Unlike Europe or US, Canada didn't have quite the same strong working class although had some. Another difference is unionization rates haven't fallen as fast as they have elsewhere and generally high unionization rates mean working class more organized and involved with left wing parties than in places where labour unions are quite weak.
As for Brahmin left vs. Merchant right, Canada does have a strong Brahmin left and in fact Trudeau's tax policy very much targeted at that. Yes he raised taxes on top 1% which would be mostly merchant right, but his middle class tax cut benefitted those most in top 10% but not top 1% and that top 10% but not top 1% tends to be where modern left is strongest. Lots of public sector workers, professors, lawyers and other groups that lean heavily to left. At same time in Canada merchant right is much weaker. In Western Canada, this group leans right but in Ontario and even more so in Quebec tends to go heavily Liberal. Business community at least in Central Canada favours Liberals and Canada at least in Central Canada is somewhat unusual in having unions and business supporting same party. True you saw it in US in 2020, but more due to fact Trump was so toxic to both for different reasons, not necessarily something that will last. In UK, they were united on Brexit (against it), but in general election went different ways.
First of all, while being very culturally similar to the US, Canada is far more urbanized than the US. Hence, the left has a natural advantage it doesn't have in the US.

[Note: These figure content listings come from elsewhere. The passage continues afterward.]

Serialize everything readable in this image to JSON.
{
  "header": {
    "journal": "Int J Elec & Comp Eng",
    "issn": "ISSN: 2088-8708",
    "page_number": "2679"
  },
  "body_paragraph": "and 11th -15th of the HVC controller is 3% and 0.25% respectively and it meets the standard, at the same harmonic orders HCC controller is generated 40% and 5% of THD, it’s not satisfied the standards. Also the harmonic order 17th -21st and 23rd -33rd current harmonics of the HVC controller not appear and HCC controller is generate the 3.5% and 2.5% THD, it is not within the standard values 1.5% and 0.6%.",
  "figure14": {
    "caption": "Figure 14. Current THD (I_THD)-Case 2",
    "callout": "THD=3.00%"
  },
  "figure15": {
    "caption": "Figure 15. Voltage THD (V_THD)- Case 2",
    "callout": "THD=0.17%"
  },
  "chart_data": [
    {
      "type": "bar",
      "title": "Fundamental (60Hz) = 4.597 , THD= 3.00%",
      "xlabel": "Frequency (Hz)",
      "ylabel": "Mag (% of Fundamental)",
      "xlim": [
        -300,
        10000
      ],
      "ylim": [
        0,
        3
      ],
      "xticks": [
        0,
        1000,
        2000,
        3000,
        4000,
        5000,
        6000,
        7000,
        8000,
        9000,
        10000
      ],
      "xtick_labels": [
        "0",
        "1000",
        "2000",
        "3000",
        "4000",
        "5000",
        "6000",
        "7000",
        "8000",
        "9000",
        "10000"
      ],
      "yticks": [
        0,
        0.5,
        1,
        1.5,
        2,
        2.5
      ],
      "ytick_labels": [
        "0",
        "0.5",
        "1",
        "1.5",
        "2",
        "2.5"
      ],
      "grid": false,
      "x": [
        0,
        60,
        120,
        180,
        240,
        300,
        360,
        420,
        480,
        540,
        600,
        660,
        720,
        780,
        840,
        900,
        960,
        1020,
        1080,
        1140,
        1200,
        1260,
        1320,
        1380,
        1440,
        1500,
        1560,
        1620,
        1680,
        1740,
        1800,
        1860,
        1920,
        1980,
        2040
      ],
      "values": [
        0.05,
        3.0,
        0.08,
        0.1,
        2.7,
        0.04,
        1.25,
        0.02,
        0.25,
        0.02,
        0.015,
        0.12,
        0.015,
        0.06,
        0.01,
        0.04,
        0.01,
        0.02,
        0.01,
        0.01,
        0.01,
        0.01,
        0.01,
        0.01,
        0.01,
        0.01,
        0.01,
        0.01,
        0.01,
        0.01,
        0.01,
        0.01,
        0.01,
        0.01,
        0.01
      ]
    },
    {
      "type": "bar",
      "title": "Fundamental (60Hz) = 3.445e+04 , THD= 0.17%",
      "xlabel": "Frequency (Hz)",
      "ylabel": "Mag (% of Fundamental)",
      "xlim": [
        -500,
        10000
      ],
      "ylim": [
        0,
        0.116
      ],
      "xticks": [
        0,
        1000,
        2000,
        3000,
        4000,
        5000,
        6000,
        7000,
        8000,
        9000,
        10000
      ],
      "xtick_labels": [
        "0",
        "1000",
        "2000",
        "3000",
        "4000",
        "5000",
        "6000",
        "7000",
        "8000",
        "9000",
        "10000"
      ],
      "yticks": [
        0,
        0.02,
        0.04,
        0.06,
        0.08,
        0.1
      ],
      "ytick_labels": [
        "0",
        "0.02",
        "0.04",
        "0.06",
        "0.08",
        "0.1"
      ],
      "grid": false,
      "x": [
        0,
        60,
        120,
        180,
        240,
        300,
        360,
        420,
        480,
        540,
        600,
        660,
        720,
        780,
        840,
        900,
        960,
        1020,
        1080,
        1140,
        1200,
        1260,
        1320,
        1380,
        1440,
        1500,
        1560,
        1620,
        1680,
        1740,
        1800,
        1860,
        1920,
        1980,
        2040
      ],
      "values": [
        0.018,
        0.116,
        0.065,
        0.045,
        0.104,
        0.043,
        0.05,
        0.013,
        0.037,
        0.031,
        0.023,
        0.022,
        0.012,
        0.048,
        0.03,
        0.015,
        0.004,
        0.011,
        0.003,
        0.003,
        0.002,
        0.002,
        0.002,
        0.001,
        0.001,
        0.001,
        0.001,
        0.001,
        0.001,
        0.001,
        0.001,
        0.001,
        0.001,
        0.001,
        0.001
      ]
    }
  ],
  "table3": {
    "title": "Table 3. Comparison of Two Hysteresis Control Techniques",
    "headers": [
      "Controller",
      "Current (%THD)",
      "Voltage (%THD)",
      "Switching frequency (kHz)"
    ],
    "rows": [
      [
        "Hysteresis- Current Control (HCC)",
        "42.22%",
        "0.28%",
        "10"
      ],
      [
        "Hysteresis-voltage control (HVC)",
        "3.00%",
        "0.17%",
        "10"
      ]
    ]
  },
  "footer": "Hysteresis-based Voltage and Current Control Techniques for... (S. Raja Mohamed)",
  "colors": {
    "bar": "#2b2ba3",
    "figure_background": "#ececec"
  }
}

Actually US is about same in urbanization as Canada. Where big difference is though is density of urban areas and how many live in suburbs vs. city proper. In US, far fewer live in city proper than Canada and generally city proper tend to be lopsided left wing wins whereas suburbs much more competitive. And even with suburbs, high density suburbs tend to lean more left than low density ones and in Canada a typical suburb has population density around 2,000 people per square mile while in US its usually only about 1,000 people per square mile and sometimes lower.
Another reason is urban/rural split applies everywhere in US whereas in Canada its only for Ontario and West; rural Quebec and rural Atlantic Canada often vote for progressive parties and that is 1/3 of population. If Tories dominated rural areas in those two areas like they do in Ontario and West, they would be a lot more competitive than they are now.